[Date Prev][Date Next][Thread Prev][Thread Next]
[Date Index]
[Thread Index]
- Subject: Re: unicode char ranges
- From: spir <denis.spir@...>
- Date: Wed, 05 Dec 2012 11:45:20 +0100
Right, things are clearer, i guess, the discussion helped me better realise that
there is no basic or natural order, even just for programmers. for the concrete
check whether a character is in range, I will stick with code-ordering, meaning
lexicographical order (as in dictionaries) of multi-byte and/or multi-code
characters based on code numeric values. however, the problem remains that
depending on actual coding form, decomposed or precomposed [1], code-order is
different. (This is similar, but different from the issue that a given char or
string may _literally_ match depending on the presently used coding form.)
I took it for granted that programmers would "naturally" expect that eg "â"

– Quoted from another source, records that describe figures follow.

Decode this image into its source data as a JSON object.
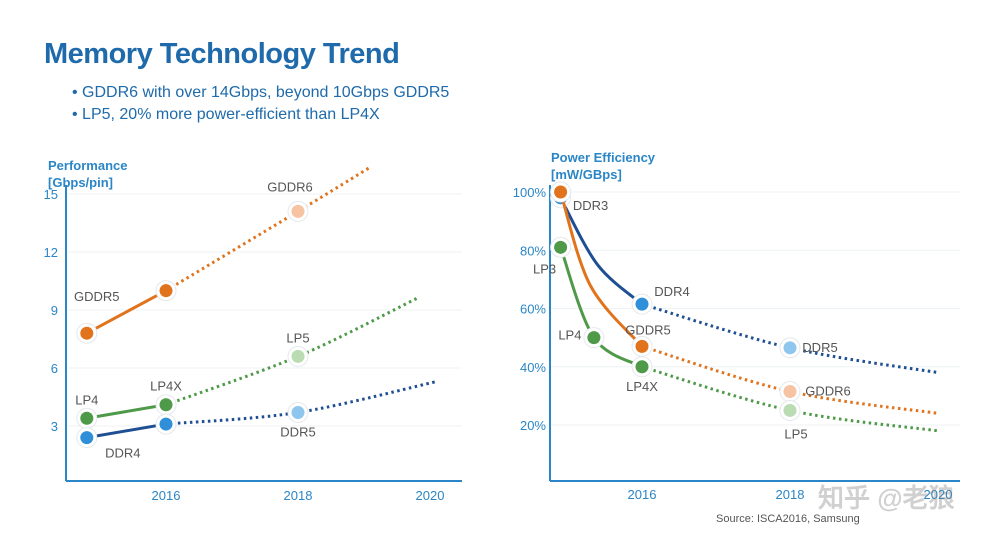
{
  "title": "Memory Technology Trend",
  "bullets": [
    "GDDR6 with over 14Gbps, beyond 10Gbps GDDR5",
    "LP5, 20% more power-efficient than LP4X"
  ],
  "source": "Source: ISCA2016, Samsung",
  "watermark": "知乎 @老狼",
  "colors": {
    "title": "#1e6aab",
    "axis": "#2a86c6",
    "orange": "#e0731c",
    "orange_light": "#f6c3a3",
    "green": "#4e9a48",
    "green_light": "#b9dcb2",
    "blue": "#2f8fd8",
    "blue_dark": "#1e4f93",
    "blue_light": "#8fc6ee"
  },
  "chart_data": [
    {
      "type": "line",
      "ylabel": [
        "Performance",
        "[Gbps/pin]"
      ],
      "yticks": [
        3,
        6,
        9,
        12,
        15
      ],
      "xticks": [
        2016,
        2018,
        2020
      ],
      "ylim": [
        0,
        16
      ],
      "xlim": [
        2014.5,
        2020.3
      ],
      "grid": true,
      "series": [
        {
          "color": "orange",
          "actual": [
            [
              2014.8,
              7.8,
              "GDDR5"
            ],
            [
              2016,
              10,
              ""
            ]
          ],
          "projected": [
            [
              2018,
              14.1,
              "GDDR6"
            ],
            [
              2019.1,
              16.4,
              ""
            ]
          ]
        },
        {
          "color": "green",
          "actual": [
            [
              2014.8,
              3.4,
              "LP4"
            ],
            [
              2016,
              4.1,
              "LP4X"
            ]
          ],
          "projected": [
            [
              2018,
              6.6,
              "LP5"
            ],
            [
              2019.8,
              9.6,
              ""
            ]
          ]
        },
        {
          "color": "blue_dark",
          "actual": [
            [
              2014.8,
              2.4,
              "DDR4"
            ],
            [
              2016,
              3.1,
              ""
            ]
          ],
          "projected": [
            [
              2018,
              3.7,
              "DDR5"
            ],
            [
              2020.1,
              5.3,
              ""
            ]
          ]
        }
      ]
    },
    {
      "type": "line",
      "ylabel": [
        "Power Efficiency",
        "[mW/GBps]"
      ],
      "yticks": [
        "20%",
        "40%",
        "60%",
        "80%",
        "100%"
      ],
      "xticks": [
        2016,
        2018,
        "2020"
      ],
      "ylim": [
        0,
        100
      ],
      "xlim": [
        2014.75,
        2020.4
      ],
      "grid": true,
      "series": [
        {
          "color": "blue_dark",
          "actual": [
            [
              2014.9,
              98,
              "DDR3"
            ],
            [
              2015.4,
              75,
              ""
            ],
            [
              2016,
              61.5,
              "DDR4"
            ]
          ],
          "projected": [
            [
              2018,
              46.5,
              "DDR5"
            ],
            [
              2020,
              38,
              ""
            ]
          ]
        },
        {
          "color": "orange",
          "actual": [
            [
              2014.9,
              100,
              ""
            ],
            [
              2015.3,
              68,
              ""
            ],
            [
              2016,
              47,
              "GDDR5"
            ]
          ],
          "projected": [
            [
              2018,
              31.5,
              "GDDR6"
            ],
            [
              2020,
              24,
              ""
            ]
          ]
        },
        {
          "color": "green",
          "actual": [
            [
              2014.9,
              81,
              "LP3"
            ],
            [
              2015.35,
              50,
              "LP4"
            ],
            [
              2016,
              40,
              "LP4X"
            ]
          ],
          "projected": [
            [
              2018,
              25,
              "LP5"
            ],
            [
              2020,
              18,
              ""
            ]
          ]
        }
      ]
    }
  ]
}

would sort outside the [a-z] range, as in latin-1 or with Unicode _precomposed_
codes. Maybe because I have myself eaten too much latin-1. If I understand
Dirk's method and proposal, he takes the opposite for granted, namely that
composite letters (like "â") should sort with (or just after) their
corresponding simple letter (here "a"). If I misunderstood, I'm sorry.
In any case, maybe it's better to first consider this view because --I guess--
it is probably closer to end-user expectation and common ordering in various
languages (there are languages where composite letters sort totally apart,
though, if you know concrete examples, thank you).

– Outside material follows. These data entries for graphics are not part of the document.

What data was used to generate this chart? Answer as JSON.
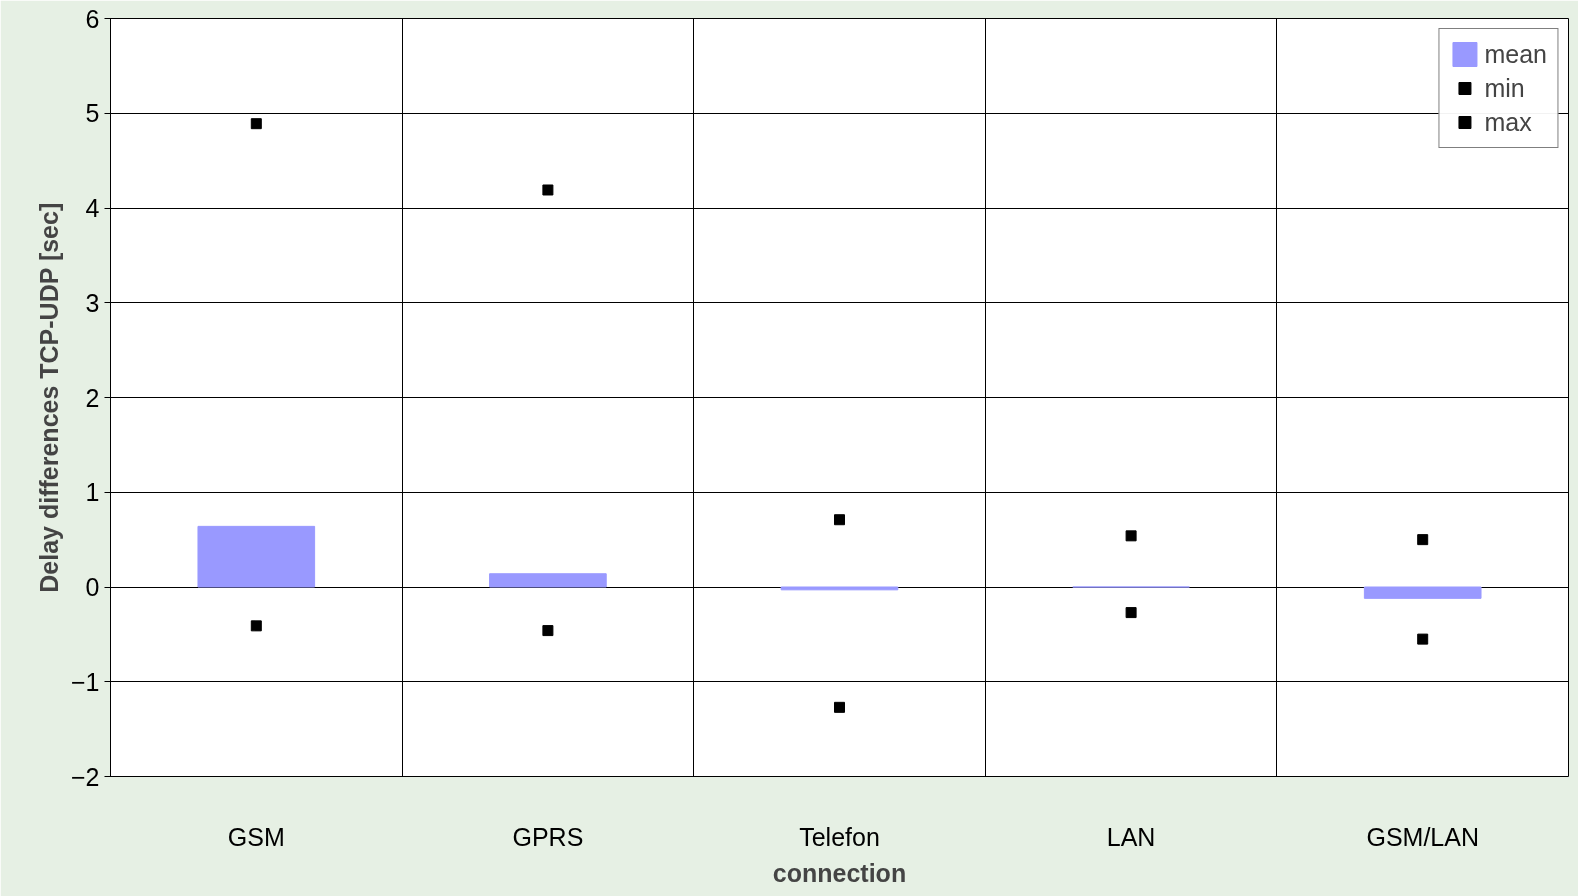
{
  "chart_data": {
    "type": "bar",
    "xlabel": "connection",
    "ylabel": "Delay differences TCP-UDP [sec]",
    "categories": [
      "GSM",
      "GPRS",
      "Telefon",
      "LAN",
      "GSM/LAN"
    ],
    "series": [
      {
        "name": "mean",
        "color": "#9999ff",
        "values": [
          0.64,
          0.14,
          -0.03,
          0.0,
          -0.12
        ]
      },
      {
        "name": "min",
        "type": "scatter",
        "marker": "square",
        "color": "#000000",
        "values": [
          -0.41,
          -0.46,
          -1.27,
          -0.27,
          -0.55
        ]
      },
      {
        "name": "max",
        "type": "scatter",
        "marker": "square",
        "color": "#000000",
        "values": [
          4.89,
          4.19,
          0.71,
          0.54,
          0.5
        ]
      }
    ],
    "ylim": [
      -2,
      6
    ],
    "yticks": [
      -2,
      -1,
      0,
      1,
      2,
      3,
      4,
      5,
      6
    ],
    "grid": true,
    "legend": "top right"
  }
}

I'm considering the following design:
* Make it clear that the lib deals with character ranges "stupidly", according
to code values in sequence.
* Illustrate the consequence with examples such as "â" in decomposed and
precomposed forms.
* Process the source text as is, meaning that (1) if precomposed then composite
characters sort apart (2) if decomposed then composite characters sort just
after their base.
* Plan for letting the door open to an extension proposing 3 modes:
0. base mode, source is left text as is, unprocessed (or possibly just
decoded to a unicode seq)
1. source is preprocessed toward decomposed form
2. source is preprocessed toward precomposed form
What do you think?
A solution à la Dirk may not be very practicle for a general-purpose lib.

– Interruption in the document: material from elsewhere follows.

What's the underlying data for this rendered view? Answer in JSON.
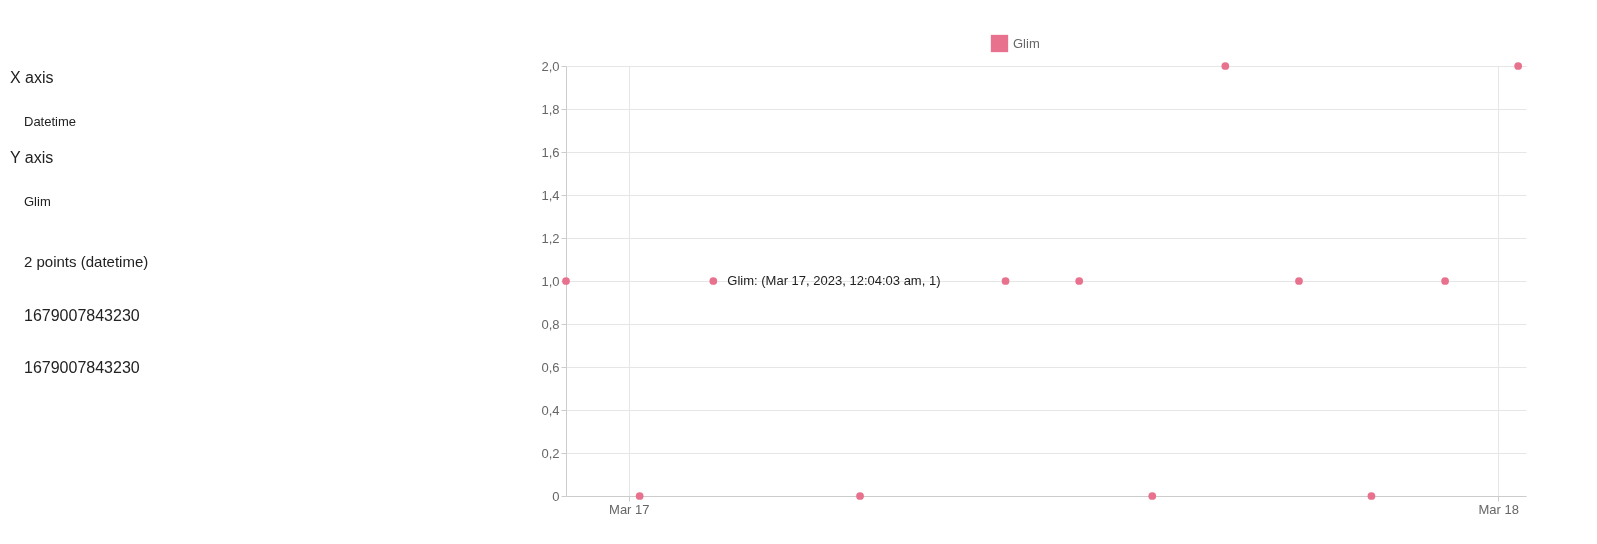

Actually, to be really useful, it would probably require in many cases for users
to define their own map table, wouldn't it? And it is very costly, since char
ranges are, with plain literals, the base matching pattern of all string parsing
(ultimately each char in source is either matched as [part of] a literal or as
valid for a range); also, due to alternatives and other choices in grammar,
typically composed in layers of syntactic structures, each bit of source is
usually matched numerous times before matching succeeds. Thus, I guess
overloading char ranges with systematic gsub+mapping may multiply parsing times.
Else, char-range matching is simple enough. To allow for any unicode source
(including pattern literals), presently a range is just defined as:
digit = Range {"0","9"}
Thus (unlike regex-like formats) each range-border character can be artitrarily
compound (multibyte, multicode) and when composite in arbitrary form (decomposed
or precomposed). Then, matching is just checking whether, byte after byte or
code after code (if the source is decoded), the snippet in source is in range,
lexicographically.
(However, without full normalisation I cannot just compare whether next
"character" is properly >= and <=, since I have no idea how many bytes or codes
said character covers. I need to check step by step until 1 given byte or code
tells me "no!" or "yes". Though a specialisation is easy for the probalby very
common, but not general case where border chars have same length.)
Seems sensible?
denis
[1] Or mixed (!): as in a-with-tilde-and-dot-below coded as a-with-tilde +
dot-below. One problem with precomposed forms is that they also introduce
half-composed forms...